Over time, one of the frustrations for those trying to establish a solid Twitter presence has been the platform's follower limit. Traditionally, anyone on the platform has been allowed to follow up to 2,000 users. From that point on, Twitter restricts the amount of profiles you can follow to around 10% of your following - so if you're following 2,000 people but you have only 100 following you, you won't be able to increase the amount of profiles you follow till you hit around 200 followers (the actual metrics are not defined by Twitter, so it may be more than 10% in some cases).

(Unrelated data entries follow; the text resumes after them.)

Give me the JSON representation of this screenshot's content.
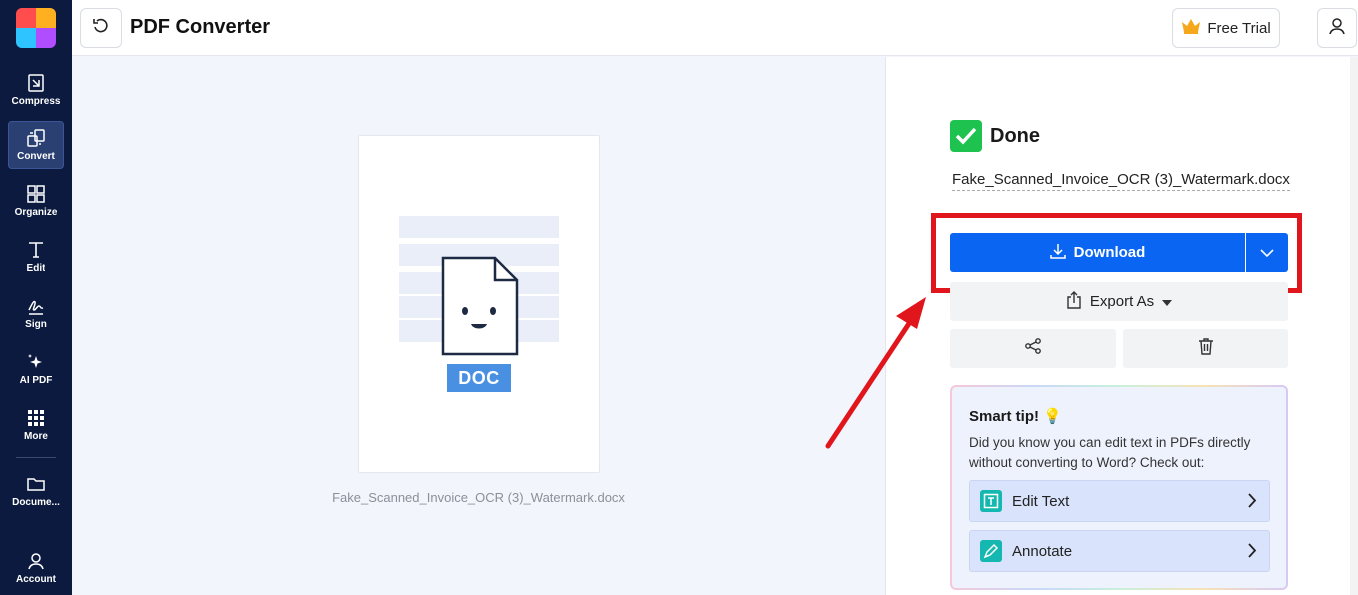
{
  "sidebar": {
    "logo": "app-logo",
    "items": [
      {
        "label": "Compress",
        "icon": "compress-icon"
      },
      {
        "label": "Convert",
        "icon": "convert-icon"
      },
      {
        "label": "Organize",
        "icon": "organize-icon"
      },
      {
        "label": "Edit",
        "icon": "text-edit-icon"
      },
      {
        "label": "Sign",
        "icon": "signature-icon"
      },
      {
        "label": "AI PDF",
        "icon": "sparkle-icon"
      },
      {
        "label": "More",
        "icon": "grid-dots-icon"
      },
      {
        "label": "Docume...",
        "icon": "folder-icon"
      },
      {
        "label": "Account",
        "icon": "user-icon"
      }
    ],
    "active": "Convert"
  },
  "header": {
    "title": "PDF Converter",
    "free_trial_label": "Free Trial"
  },
  "preview": {
    "badge": "DOC",
    "file_caption": "Fake_Scanned_Invoice_OCR (3)_Watermark.docx"
  },
  "panel": {
    "status": "Done",
    "filename": "Fake_Scanned_Invoice_OCR (3)_Watermark.docx",
    "download_label": "Download",
    "export_label": "Export As",
    "tip": {
      "title": "Smart tip!",
      "text": "Did you know you can edit text in PDFs directly without converting to Word? Check out:",
      "actions": [
        {
          "label": "Edit Text",
          "icon": "edit-text-icon"
        },
        {
          "label": "Annotate",
          "icon": "pen-icon"
        }
      ]
    }
  },
  "colors": {
    "sidebar_bg": "#0b1a3e",
    "primary": "#0a66f2",
    "success": "#1ec24e",
    "highlight": "#e1161d",
    "doc_badge": "#4a90e2"
  }
}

The idea behind this restriction is that by limiting the number of accounts any one user can follow without gaining a following of their own, it stops spammers from setting up bot profiles and having them automatically follow millions of accounts - if they're forced to actually gain followers themselves, it makes the automation process more difficult.
But now Twitter's increasing that limit - from now on you can follow up to 5,000 profiles without having any followers of your own.
Starting today, we are increasing our current follow limit from 2,000 to 5,000 accounts for all users: https://t.co/Yxx66XESMf- Twitter Support (@Support) October 27, 2015
But wait, isn't that just playing into the hands of fake follower sellers? Kind of, but Twitter must be confident enough that their anti-spam detection processes will be able to limit the impact of fakes either way.
Some power users have been calling for an increase in the limit for years, as they've been forced to unfollow accounts in order to follow more. The most common usage of mass following, however, is doing so in order to gain followers back - it's a common Twitter marketing strategy to target profiles of people in your respective industry or niche, mass follow as you can, then, in turn, increase the potential amplification of your message by having those people follow back and, possibly, see your content. As such, increasing the limit seems somewhat counter-intuitive to boosting the utility of the platform more generally, as this type of activity is focused on broadcast, as opposed to discussion, but no doubt there are wider use cases for those who want to follow more people at once, in which case, this is an early Christmas gift.
Twitter also needs more people to use the platform. By increasing follow limits, maybe it'll also increase activity and get more users involved - by increasing the amount of profiles you can follow, you also increase the amount of content you can view.